I didn’t notice signs of PTSD in Joey until almost a year after the original diagnosis, which Gilman says is normal since most people don’t feel the impact of PTSD until at least a month after the trauma occurs. Looking back, I see that it happened gradually. Joey was focused on his recovery, including being able to walk again. Once he started to be physically okay, he was able to mentally process what had happened to him. That caused anxiety, then nightmares and uncontrollable crying. “There was a tangible goal to reach,” Gilman says. “Now that the goal is gone there is the undercurrent of ‘what if this happens again.’”
Joey deals with lot of unexplained pain, which makes him fear that the LCH is attacking again. He worries himself sick about it. He immediately starts replaying the diagnosis, the surgery, the pain, the time in a wheelchair, therapy and missing out on school and normal things in his mind. He worries over things that have nothing to do with the incident, like will our dog get loose and hit by a car. It impacts his school work.
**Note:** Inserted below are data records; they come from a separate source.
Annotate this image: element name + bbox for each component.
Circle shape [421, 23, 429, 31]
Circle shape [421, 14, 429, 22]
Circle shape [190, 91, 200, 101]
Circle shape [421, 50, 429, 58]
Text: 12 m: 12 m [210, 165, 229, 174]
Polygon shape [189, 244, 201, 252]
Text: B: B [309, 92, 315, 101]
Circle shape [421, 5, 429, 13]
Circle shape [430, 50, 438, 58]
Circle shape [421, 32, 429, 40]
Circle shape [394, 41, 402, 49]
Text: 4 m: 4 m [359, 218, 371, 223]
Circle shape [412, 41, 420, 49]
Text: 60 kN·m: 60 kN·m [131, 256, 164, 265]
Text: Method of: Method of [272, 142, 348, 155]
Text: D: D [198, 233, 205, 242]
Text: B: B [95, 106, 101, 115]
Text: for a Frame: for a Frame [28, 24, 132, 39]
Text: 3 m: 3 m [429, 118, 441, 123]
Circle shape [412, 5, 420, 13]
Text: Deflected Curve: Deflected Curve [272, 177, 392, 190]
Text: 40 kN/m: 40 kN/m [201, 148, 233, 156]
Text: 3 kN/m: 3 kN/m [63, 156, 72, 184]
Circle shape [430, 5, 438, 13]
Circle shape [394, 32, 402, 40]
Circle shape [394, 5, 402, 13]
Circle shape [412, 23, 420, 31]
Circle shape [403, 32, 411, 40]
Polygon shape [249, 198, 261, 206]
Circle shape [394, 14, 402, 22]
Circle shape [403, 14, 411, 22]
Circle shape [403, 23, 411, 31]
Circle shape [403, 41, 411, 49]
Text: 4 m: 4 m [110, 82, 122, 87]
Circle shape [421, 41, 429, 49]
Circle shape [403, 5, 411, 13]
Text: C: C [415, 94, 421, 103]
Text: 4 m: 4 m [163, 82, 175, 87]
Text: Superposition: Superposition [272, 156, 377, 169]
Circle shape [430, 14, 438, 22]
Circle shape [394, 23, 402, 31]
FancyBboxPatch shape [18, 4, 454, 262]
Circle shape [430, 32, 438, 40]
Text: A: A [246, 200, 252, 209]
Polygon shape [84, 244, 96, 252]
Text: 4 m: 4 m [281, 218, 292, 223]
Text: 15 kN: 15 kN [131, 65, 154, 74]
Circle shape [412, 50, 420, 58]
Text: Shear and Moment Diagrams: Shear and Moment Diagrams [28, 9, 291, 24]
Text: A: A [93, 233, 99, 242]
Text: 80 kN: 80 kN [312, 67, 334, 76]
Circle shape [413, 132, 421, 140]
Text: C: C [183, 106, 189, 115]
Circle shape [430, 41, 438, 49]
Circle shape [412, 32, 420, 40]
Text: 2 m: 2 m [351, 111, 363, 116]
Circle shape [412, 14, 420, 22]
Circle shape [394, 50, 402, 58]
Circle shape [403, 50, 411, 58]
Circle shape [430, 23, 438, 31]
If he misses school due to pain or being sick, he worries about having to make up that work. Joey sees a psychologist and psychiatrist and is being treated with medicine. We constantly reassure him that he’s going to be okay. After speaking with Gilman, we plan to explore cognitive therapy so he can learn to think about his trauma differently.
Gilman said there is no way to prevent PTSD or know if a child will suffer from it but suggests parents try to communicate a sense of safety after the event occurs. “PTSD itself is a physiological disorder. There are changes in the brain that occur well after the trauma. Parents can’t prevent PTSD. They can keep an eye on it and get help. PTSD can be treated.”